Ombudsman defended by UC

By Michael Berg

The importance of the Ombudsman’s Office was defended at the University Council meeting Wednesday.

Committee “C” of the council presented a proposal to eliminate the term limitation for the ombudsman, while also providing documents concerning its review of the continuing need for the position.

The Office of Ombudsman serves members of the university community to help settle administrative, academic and individual complaints or grievances, according to the University Bylaws.

The committee found there is a need for the office, and the term limits were not in the best interests of the university.

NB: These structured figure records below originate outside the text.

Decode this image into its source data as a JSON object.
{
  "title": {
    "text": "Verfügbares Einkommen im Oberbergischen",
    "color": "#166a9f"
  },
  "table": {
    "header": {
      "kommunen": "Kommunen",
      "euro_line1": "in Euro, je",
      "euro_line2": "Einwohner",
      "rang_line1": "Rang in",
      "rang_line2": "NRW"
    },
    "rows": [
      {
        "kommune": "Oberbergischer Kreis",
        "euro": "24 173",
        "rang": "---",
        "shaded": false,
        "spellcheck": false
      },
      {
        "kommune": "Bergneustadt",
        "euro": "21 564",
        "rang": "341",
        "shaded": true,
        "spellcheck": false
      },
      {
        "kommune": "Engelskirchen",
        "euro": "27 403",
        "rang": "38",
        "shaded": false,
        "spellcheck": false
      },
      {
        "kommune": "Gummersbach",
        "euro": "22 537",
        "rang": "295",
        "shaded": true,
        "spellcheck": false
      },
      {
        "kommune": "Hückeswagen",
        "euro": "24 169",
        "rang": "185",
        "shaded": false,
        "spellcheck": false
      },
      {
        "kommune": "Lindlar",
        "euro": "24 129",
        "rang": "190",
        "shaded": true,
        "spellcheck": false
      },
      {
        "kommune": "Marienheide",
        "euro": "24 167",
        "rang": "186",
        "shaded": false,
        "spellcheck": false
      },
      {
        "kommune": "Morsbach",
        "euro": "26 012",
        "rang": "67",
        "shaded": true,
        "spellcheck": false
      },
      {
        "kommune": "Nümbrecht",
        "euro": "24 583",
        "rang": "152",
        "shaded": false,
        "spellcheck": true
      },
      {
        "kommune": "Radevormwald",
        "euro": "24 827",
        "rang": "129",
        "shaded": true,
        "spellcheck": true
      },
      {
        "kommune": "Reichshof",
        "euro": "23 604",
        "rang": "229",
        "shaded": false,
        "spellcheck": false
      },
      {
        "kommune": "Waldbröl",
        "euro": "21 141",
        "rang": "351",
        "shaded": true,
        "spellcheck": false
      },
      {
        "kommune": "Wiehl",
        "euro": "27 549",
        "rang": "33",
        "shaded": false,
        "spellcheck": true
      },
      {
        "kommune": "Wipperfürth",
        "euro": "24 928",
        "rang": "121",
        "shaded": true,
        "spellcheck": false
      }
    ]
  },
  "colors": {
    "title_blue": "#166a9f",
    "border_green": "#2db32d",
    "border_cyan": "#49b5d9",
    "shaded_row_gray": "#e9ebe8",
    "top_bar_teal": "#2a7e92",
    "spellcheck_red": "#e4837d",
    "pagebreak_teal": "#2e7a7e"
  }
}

“All campus constituency groups were invited to submit their comments and recommendations on these topics,” wrote Joan Greening, chair of committee “C”, in a letter to Executive Secretary of the UC Norman Magden. “All but one of the respondents stated that there is a continuing need for the Office of the Ombudsman.”

The number of people who use the office is going up, which leads to funding problems, according to the committee’s report.

The committee said the office was underfunded. “It is evident that the Office of the Ombudsman is critically underfunded to effectively provide assistance to all constituencies,” Greening wrote. “An immediate increase in budget is needed to fund at least a graduate assistant for summer staffing.”

The proposed amended version of the bylaws indicates the need for extra funding. The new version reads, “The President shall provide the Office of the Ombudsman with appropriate financial, secretarial and office resources to fulfill its responsibilities.”

The old version of the bylaws has no such statement about the president having to provide these resources.

According to a letter written by NIU Ombudsman Tim Griffin, this underfunding hurts the ombudsman in his personal career, which is important if they are only allowed to serve five years at the most, which is the situation now.

“Upon leaving the position, the incumbent can demonstrate to a potential employer very little in the way of recent supervisory or teaching experience,” Griffin wrote. “Due to the extensive time requirements of the job (due largely to inadequate staffing—60-hour weeks are the norm, and 70-hour weeks are not uncommon), and the absence of adequate financial resources, little opportunity for research or publication exists either.

The proposal for more funding and no term limitations came up for first reading Wednesday, so it will come back at the next meeting, scheduled for the fall.